The announcement came after Monti met with the president at the presidential palace for more than an hour.

Already Friday, Monti had held talks with parliamentary political leaders, including Angelino Alfano, of Berlusconi’s People of Freedom (PDL) party.

Monti would check to see if the various political parties were ready to approve the budget his government had advanced as soon as possible. But once that had been done, he would step down, said the statement.

Comments Alfano has made in parliament amounted to a declaration of no confidence in Monti’s government and its policies, the statement added.

“We believe the experience of the Monti Government is over, Alfano told parliament earlier this week. But he added that as the PDL wanted an “orderly conclusion” to the legislature, it would not try to bring down the government.

Monti’s government had in any case been due to step down in spring next year. A general election had been expected in March or April, though the precise date has not been set.

But Berlusconi’s right-wing PDL fired a shot across the government’s bows on Thursday, twice abstaining from confidence votes in the government to protest Monti’s policies.

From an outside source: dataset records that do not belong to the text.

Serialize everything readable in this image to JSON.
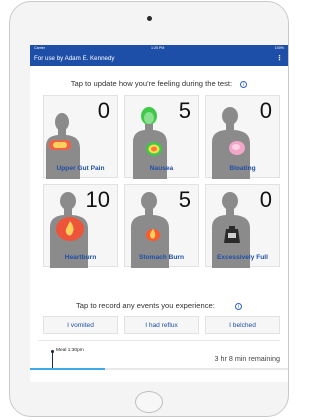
{
  "status": {
    "carrier": "Carrier",
    "time": "1:25 PM",
    "battery": "100%"
  },
  "app": {
    "title": "For use by Adam E. Kennedy",
    "menu_glyph": "⋮"
  },
  "symptoms": {
    "prompt": "Tap to update how you're feeling during the test:",
    "info_glyph": "i",
    "items": [
      {
        "label": "Upper Gut Pain",
        "score": "0"
      },
      {
        "label": "Nausea",
        "score": "5"
      },
      {
        "label": "Bloating",
        "score": "0"
      },
      {
        "label": "Heartburn",
        "score": "10"
      },
      {
        "label": "Stomach Burn",
        "score": "5"
      },
      {
        "label": "Excessively Full",
        "score": "0"
      }
    ]
  },
  "events": {
    "prompt": "Tap to record any events you experience:",
    "info_glyph": "i",
    "buttons": [
      "I vomited",
      "I had reflux",
      "I belched"
    ]
  },
  "timeline": {
    "meal_label": "Meal 1:30pm",
    "remaining": "3 hr 8 min remaining",
    "progress": 0.29
  },
  "colors": {
    "brand": "#1e4fa8",
    "progress": "#3fa9e6"
  }
}
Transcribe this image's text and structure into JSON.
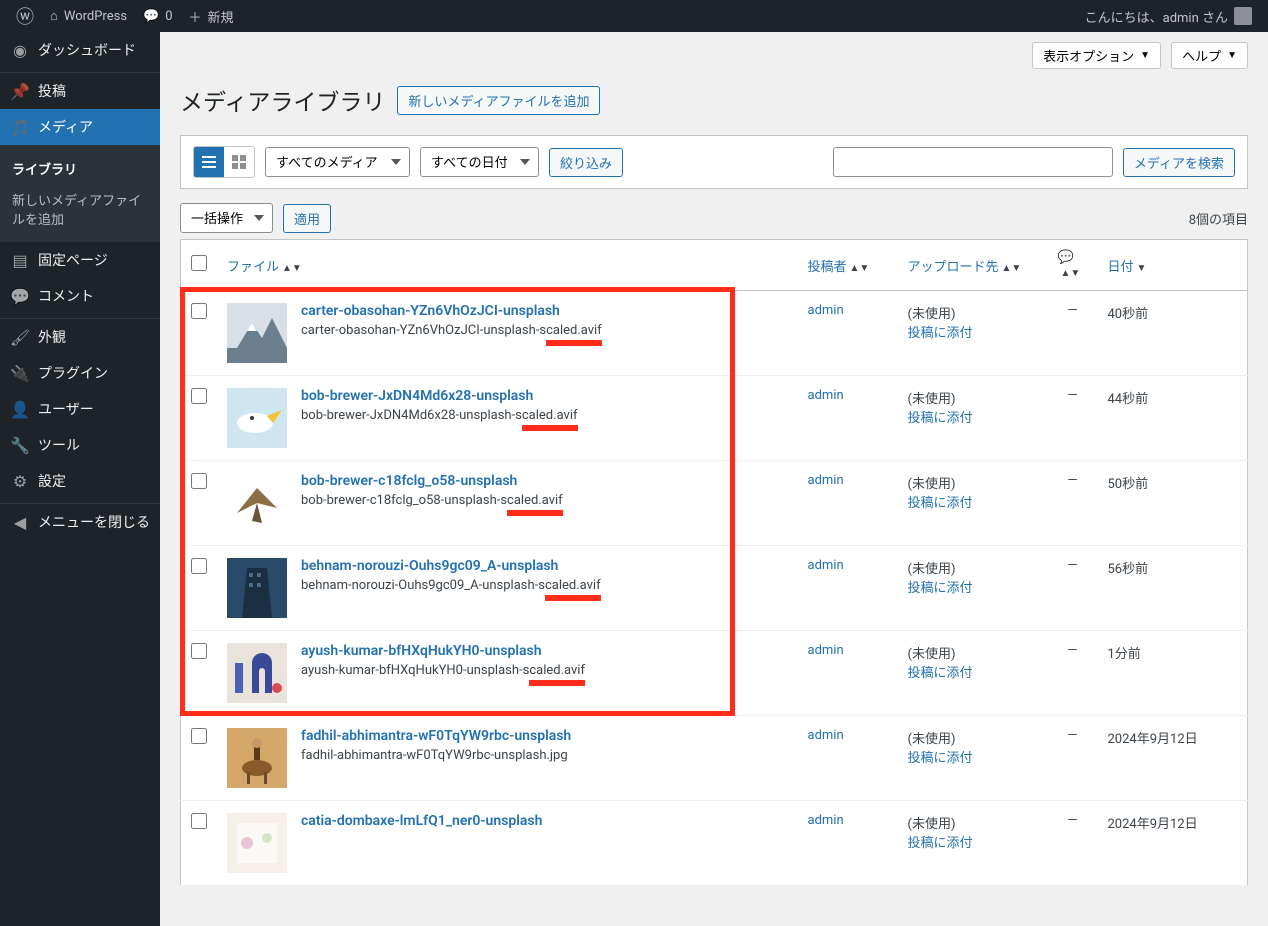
{
  "adminbar": {
    "site_name": "WordPress",
    "comments_count": "0",
    "new_label": "新規",
    "greeting": "こんにちは、admin さん"
  },
  "sidebar": {
    "dashboard": "ダッシュボード",
    "posts": "投稿",
    "media": "メディア",
    "media_sub": {
      "library": "ライブラリ",
      "add_new": "新しいメディアファイルを追加"
    },
    "pages": "固定ページ",
    "comments": "コメント",
    "appearance": "外観",
    "plugins": "プラグイン",
    "users": "ユーザー",
    "tools": "ツール",
    "settings": "設定",
    "collapse": "メニューを閉じる"
  },
  "top_actions": {
    "screen_options": "表示オプション",
    "help": "ヘルプ"
  },
  "page": {
    "title": "メディアライブラリ",
    "add_new_btn": "新しいメディアファイルを追加"
  },
  "filters": {
    "all_media": "すべてのメディア",
    "all_dates": "すべての日付",
    "filter_btn": "絞り込み",
    "search_btn": "メディアを検索",
    "search_placeholder": ""
  },
  "bulk": {
    "action": "一括操作",
    "apply": "適用",
    "count": "8個の項目"
  },
  "columns": {
    "file": "ファイル",
    "author": "投稿者",
    "uploaded_to": "アップロード先",
    "date": "日付"
  },
  "unused": "(未使用)",
  "attach": "投稿に添付",
  "dash": "—",
  "items": [
    {
      "title": "carter-obasohan-YZn6VhOzJCI-unsplash",
      "filename": "carter-obasohan-YZn6VhOzJCI-unsplash-scaled.avif",
      "author": "admin",
      "date": "40秒前",
      "thumb": "mountain"
    },
    {
      "title": "bob-brewer-JxDN4Md6x28-unsplash",
      "filename": "bob-brewer-JxDN4Md6x28-unsplash-scaled.avif",
      "author": "admin",
      "date": "44秒前",
      "thumb": "bird"
    },
    {
      "title": "bob-brewer-c18fclg_o58-unsplash",
      "filename": "bob-brewer-c18fclg_o58-unsplash-scaled.avif",
      "author": "admin",
      "date": "50秒前",
      "thumb": "eagle"
    },
    {
      "title": "behnam-norouzi-Ouhs9gc09_A-unsplash",
      "filename": "behnam-norouzi-Ouhs9gc09_A-unsplash-scaled.avif",
      "author": "admin",
      "date": "56秒前",
      "thumb": "building"
    },
    {
      "title": "ayush-kumar-bfHXqHukYH0-unsplash",
      "filename": "ayush-kumar-bfHXqHukYH0-unsplash-scaled.avif",
      "author": "admin",
      "date": "1分前",
      "thumb": "abstract"
    },
    {
      "title": "fadhil-abhimantra-wF0TqYW9rbc-unsplash",
      "filename": "fadhil-abhimantra-wF0TqYW9rbc-unsplash.jpg",
      "author": "admin",
      "date": "2024年9月12日",
      "thumb": "horseman"
    },
    {
      "title": "catia-dombaxe-lmLfQ1_ner0-unsplash",
      "filename": "",
      "author": "admin",
      "date": "2024年9月12日",
      "thumb": "light"
    }
  ],
  "highlight": {
    "first": 0,
    "last": 4
  }
}
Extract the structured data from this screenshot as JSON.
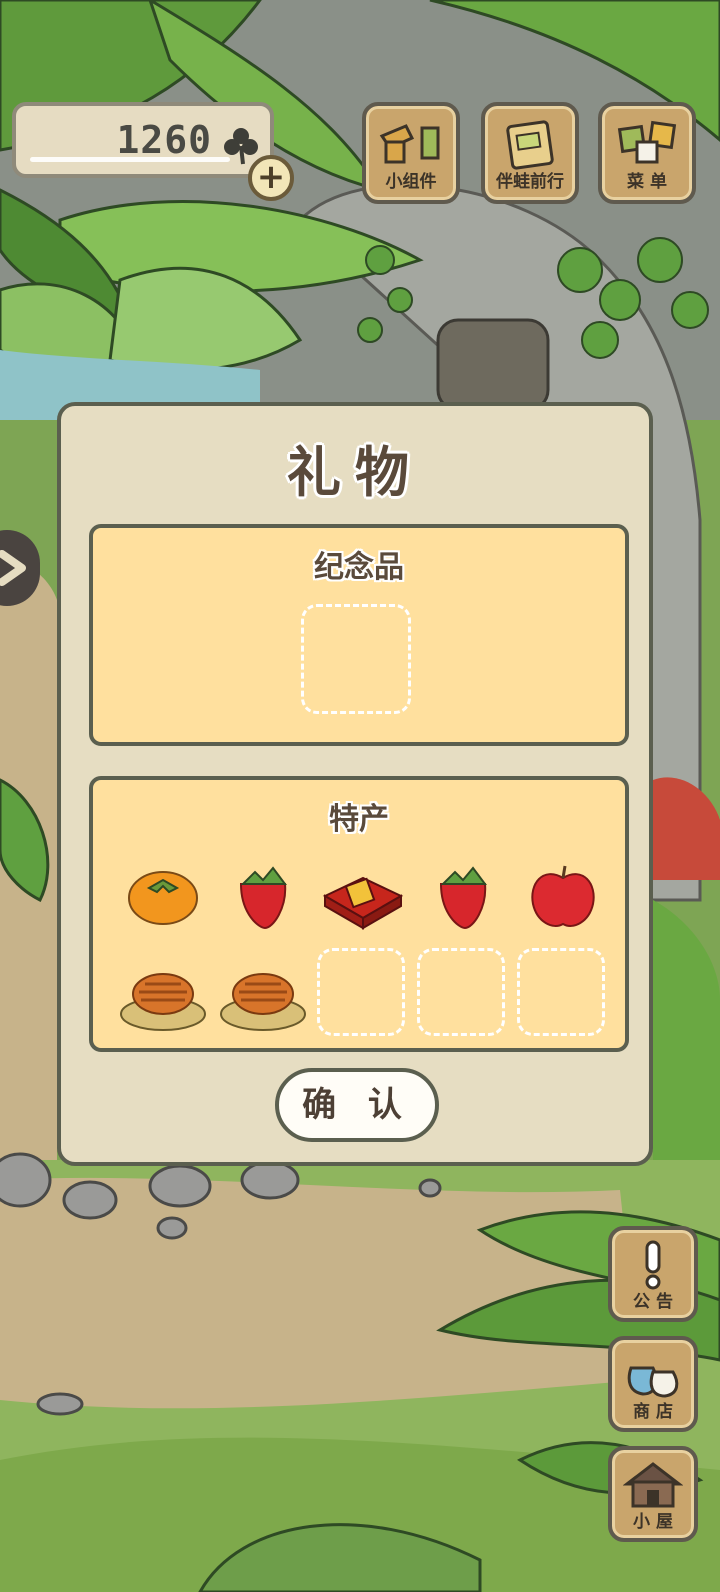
{
  "hud": {
    "clover_count": "1260",
    "buttons": [
      {
        "label": "小组件",
        "icon": "widget-icon"
      },
      {
        "label": "伴蛙前行",
        "icon": "travel-book-icon"
      },
      {
        "label": "菜 单",
        "icon": "menu-icon"
      }
    ],
    "side_buttons": [
      {
        "label": "公 告",
        "icon": "notice-icon"
      },
      {
        "label": "商 店",
        "icon": "shop-bags-icon"
      },
      {
        "label": "小 屋",
        "icon": "house-icon"
      }
    ]
  },
  "dialog": {
    "title": "礼物",
    "souvenir": {
      "title": "纪念品"
    },
    "specialty": {
      "title": "特产",
      "items": [
        "persimmon-icon",
        "strawberry-icon",
        "gift-box-icon",
        "strawberry-icon",
        "apple-icon",
        "fried-snack-icon",
        "fried-snack-icon"
      ]
    },
    "confirm_label": "确 认"
  },
  "colors": {
    "dialog_bg": "#e6ddc2",
    "section_bg": "#ffe09e",
    "border": "#5b5f4f",
    "button_wood": "#c9a56c"
  }
}
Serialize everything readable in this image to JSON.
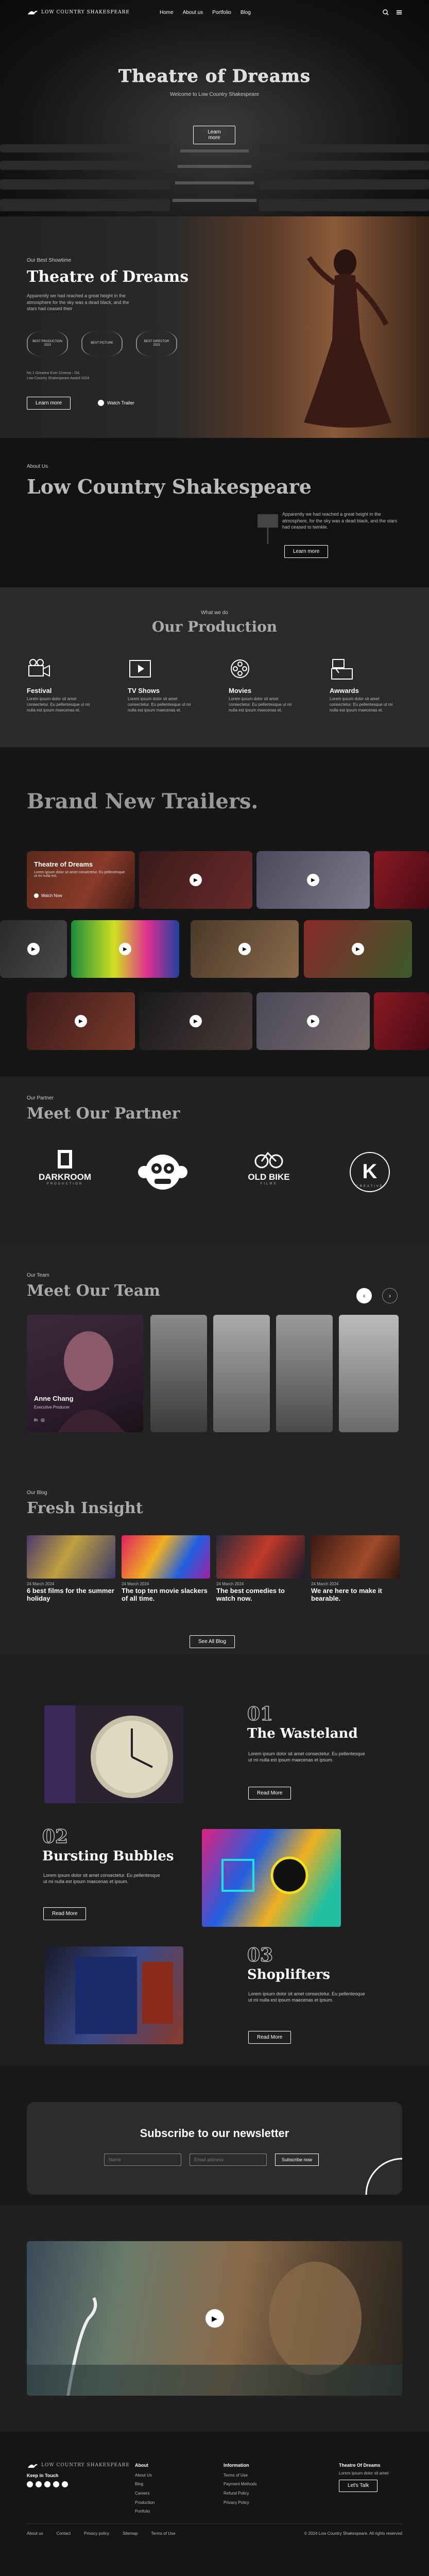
{
  "header": {
    "logo_text": "LOW COUNTRY SHAKESPEARE",
    "nav": [
      "Home",
      "About us",
      "Portfolio",
      "Blog"
    ],
    "icons": [
      "search-icon",
      "menu-icon"
    ]
  },
  "hero": {
    "title": "Theatre of Dreams",
    "subtitle": "Welcome to Low Country Shakespeare",
    "button": "Learn more"
  },
  "showtime": {
    "eyebrow": "Our Best Showtime",
    "title": "Theatre of Dreams",
    "description": "Apparently we had reached a great height in the atmosphere for the sky was a dead black, and the stars had ceased their",
    "badges": [
      "BEST PRODUCTION 2023",
      "BEST PICTURE",
      "BEST DIRECTOR 2023"
    ],
    "note_line1": "No 1 Greatest Ever Cinema - OA",
    "note_line2": "Low Country Shakespeare Award 2024",
    "learn_button": "Learn more",
    "watch_label": "Watch Trailer"
  },
  "about": {
    "eyebrow": "About Us",
    "title": "Low Country Shakespeare",
    "description": "Apparently we had reached a great height in the atmosphere, for the sky was a dead black, and the stars had ceased to twinkle.",
    "button": "Learn more"
  },
  "production": {
    "eyebrow": "What we do",
    "title": "Our Production",
    "items": [
      {
        "name": "Festival",
        "desc": "Lorem ipsum dolor sit amet consectetur. Eu pellentesque ut mi nulla est ipsum maecenas et.",
        "icon": "camera-icon"
      },
      {
        "name": "TV Shows",
        "desc": "Lorem ipsum dolor sit amet consectetur. Eu pellentesque ut mi nulla est ipsum maecenas et.",
        "icon": "film-strip-icon"
      },
      {
        "name": "Movies",
        "desc": "Lorem ipsum dolor sit amet consectetur. Eu pellentesque ut mi nulla est ipsum maecenas et.",
        "icon": "film-reel-icon"
      },
      {
        "name": "Awwards",
        "desc": "Lorem ipsum dolor sit amet consectetur. Eu pellentesque ut mi nulla est ipsum maecenas et.",
        "icon": "clapperboard-icon"
      }
    ]
  },
  "trailers": {
    "title": "Brand New Trailers.",
    "feature_title": "Theatre of Dreams",
    "feature_desc": "Lorem ipsum dolor sit amet consectetur. Eu pellentesque ut mi nulla est.",
    "feature_watch": "Watch Now"
  },
  "partners": {
    "eyebrow": "Our Partner",
    "title": "Meet Our Partner",
    "items": [
      {
        "name": "DARKROOM",
        "sub": "PRODUCTION"
      },
      {
        "name": "",
        "sub": ""
      },
      {
        "name": "OLD BIKE",
        "sub": "FILMS"
      },
      {
        "name": "K",
        "sub": "CREATIVE"
      }
    ]
  },
  "team": {
    "eyebrow": "Our Team",
    "title": "Meet Our Team",
    "featured_name": "Anne Chang",
    "featured_role": "Executive Producer",
    "arrows": [
      "arrow-left-icon",
      "arrow-right-icon"
    ]
  },
  "blog": {
    "eyebrow": "Our Blog",
    "title": "Fresh Insight",
    "posts": [
      {
        "date": "24 March 2024",
        "title": "6 best films for the summer holiday"
      },
      {
        "date": "24 March 2024",
        "title": "The top ten movie slackers of all time."
      },
      {
        "date": "24 March 2024",
        "title": "The best comedies to watch now."
      },
      {
        "date": "24 March 2024",
        "title": "We are here to make it bearable."
      }
    ],
    "see_all": "See All Blog"
  },
  "features": [
    {
      "num": "01",
      "title": "The Wasteland",
      "desc": "Lorem ipsum dolor sit amet consectetur. Eu pellentesque ut mi nulla est ipsum maecenas et ipsum.",
      "button": "Read More"
    },
    {
      "num": "02",
      "title": "Bursting Bubbles",
      "desc": "Lorem ipsum dolor sit amet consectetur. Eu pellentesque ut mi nulla est ipsum maecenas et ipsum.",
      "button": "Read More"
    },
    {
      "num": "03",
      "title": "Shoplifters",
      "desc": "Lorem ipsum dolor sit amet consectetur. Eu pellentesque ut mi nulla est ipsum maecenas et ipsum.",
      "button": "Read More"
    }
  ],
  "newsletter": {
    "title": "Subscribe to our newsletter",
    "name_placeholder": "Name",
    "email_placeholder": "Email address",
    "button": "Subscribe now"
  },
  "footer": {
    "logo_text": "LOW COUNTRY SHAKESPEARE",
    "keep_in_touch": "Keep in Touch",
    "social_icons": [
      "facebook-icon",
      "twitter-icon",
      "x-icon",
      "instagram-icon",
      "pinterest-icon"
    ],
    "about_heading": "About",
    "about_links": [
      "About Us",
      "Blog",
      "Careers",
      "Production",
      "Portfolio"
    ],
    "info_heading": "Information",
    "info_links": [
      "Terms of Use",
      "Payment Methods",
      "Refund Policy",
      "Privacy Policy"
    ],
    "cta_heading": "Theatre Of Dreams",
    "cta_desc": "Lorem ipsum dolor sit amet",
    "cta_button": "Let's Talk",
    "bottom_links": [
      "About us",
      "Contact",
      "Privacy policy",
      "Sitemap",
      "Terms of Use"
    ],
    "copyright": "© 2024 Low Country Shakespeare. All rights reserved"
  }
}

Recent polls have suggested that the centre-left Democratic Party would win an election poll — but not with an outright majority, forcing it to seek coalition partners. The party is now led by Luigi Bersani, who was voted into the post only last weekend.

Berlusconi meanwhile said in his statement earlier yesterday that he had opened talks with former coalition allies the Northern League to try to agree on backing a single candidate.